The reason is that the ore indentation depth and the wear length increase with the increase of ore normal and tangential impact velocity respectively, thus the total shaft wall damage volume increases exponentially.

Therefore, the grate should be installed at ore discharge port to strictly control the ore block size within 300 mm. The total shaft wall damage volume can be reduced by controlling the ore block size, and the large-scale collapse failure caused by the impact wear behavior of large ores on the shaft wall is prevented.

4. Discussion

(1)

The moving ore is regarded as a particle without considering its own rotation, and the damage to shaft wall caused by other motion states of ore and gravity of large ore is ignored. In the subsequent research, the oblique impact theory of ball can be considered to study the damage and failure of shaft wall under the action combined various motion states such as translation and rotation.

(2)

The analytical solutions of the shaft wall damage volume may exhibit calculation errors as the lithology of rock mass of shaft wall is assumed to be the same. The influence of the lithology of rock mass of shaft wall should be comprehensively considered in future studies.

(3)

The interaction between ores and the mass loss of ores in the collision are ignored, which results in an inaccurate calculation result of the shaft wall damage volume. In order to optimize the calculation result, the energy loss caused by ore interaction can be considered from the energy theory.

(4)

This paper mainly studies the shaft wall damage of high depth inclined ore-pass under impact wear behavior, calculates the shaft wall damage volume and predicts the damage degree of shaft wall. Considering the influence of ore block size and ore-pass structural parameters on the total shaft wall damage volume, the shaft wall damage degree of ore-pass is controlled actively, which is in line with the actual situation of field engineering.

5. Conclusions

(1)

On the basis of field engineering investigation, the shaft wall damage model of high depth inclined ore-pass is constructed by considering the ore-pass structural characteristics and the impact wear behavior of ore on shaft wall. The mathematical expression of the shaft wall damage volume is derived based on the contact mechanics theory, and the damage degree is predicted. The relationship between shaft wall damage volume Q_tol and ore-pass depth H, ore-pass dip angle θ, inclined angle of chute α, shaft diameter D and ore block size P is quantitatively investigated. The rationality of the proposed model is verified by the numerical simulation and the engineering case.

(2)

With the increase of ore-pass depth H, the more collisions between ore and shaft wall and the greater shaft wall damage volume Q_tol. This indicates that H has a great influence on Q_tol. Furthermore, Q_tol increases exponentially with P and increases gradually with D, which indicates that P and D significantly affect Q_tol.
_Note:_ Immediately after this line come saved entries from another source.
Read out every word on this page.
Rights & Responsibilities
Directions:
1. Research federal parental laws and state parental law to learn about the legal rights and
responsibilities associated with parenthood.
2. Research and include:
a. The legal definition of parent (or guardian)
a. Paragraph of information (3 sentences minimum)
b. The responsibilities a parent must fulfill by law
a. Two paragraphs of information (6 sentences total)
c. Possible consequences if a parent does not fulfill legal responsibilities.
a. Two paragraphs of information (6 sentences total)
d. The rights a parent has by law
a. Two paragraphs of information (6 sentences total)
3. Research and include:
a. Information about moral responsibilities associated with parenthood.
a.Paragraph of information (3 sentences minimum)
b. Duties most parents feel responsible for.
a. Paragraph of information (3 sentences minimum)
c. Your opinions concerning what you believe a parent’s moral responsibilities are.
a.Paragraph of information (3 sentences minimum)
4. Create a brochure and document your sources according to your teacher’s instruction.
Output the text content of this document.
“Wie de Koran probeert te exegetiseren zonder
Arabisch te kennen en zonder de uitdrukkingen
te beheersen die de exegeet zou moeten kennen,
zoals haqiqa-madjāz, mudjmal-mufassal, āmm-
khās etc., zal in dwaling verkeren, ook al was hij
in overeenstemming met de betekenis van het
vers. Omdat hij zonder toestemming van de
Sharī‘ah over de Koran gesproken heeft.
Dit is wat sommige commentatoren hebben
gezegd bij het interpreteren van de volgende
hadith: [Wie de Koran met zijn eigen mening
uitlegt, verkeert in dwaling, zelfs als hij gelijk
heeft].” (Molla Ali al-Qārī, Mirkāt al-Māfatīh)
With the increase of θ and α, Q_tol generally increases first and then decreases, which indicates that θ and α obviously affect Q_tol.

(3)

Based on the influence of ore block size and ore-pass structure parameters on the shaft wall damage volume, the damage degree can be reduced from the two aspects. On the one hand, the shaft wall damage volume can be directly reduced by using a raise-boring machine with a diameter less than 2 m to drill ore-pass, controlling the ore block size to less than 300 mm, or selecting an ore-pass dip angle less than 60° and an inclined angle of chute less than 50° or close to 90°. On the other hand, the number of ore and shaft wall collision can be reduced by employing the technology of drilling high depth straight ore-pass, controlling an ore-pass depth within 240 m, or selecting an ore-pass dip angle greater than 80°, thereby the shaft wall damage volume can be effectively reduced.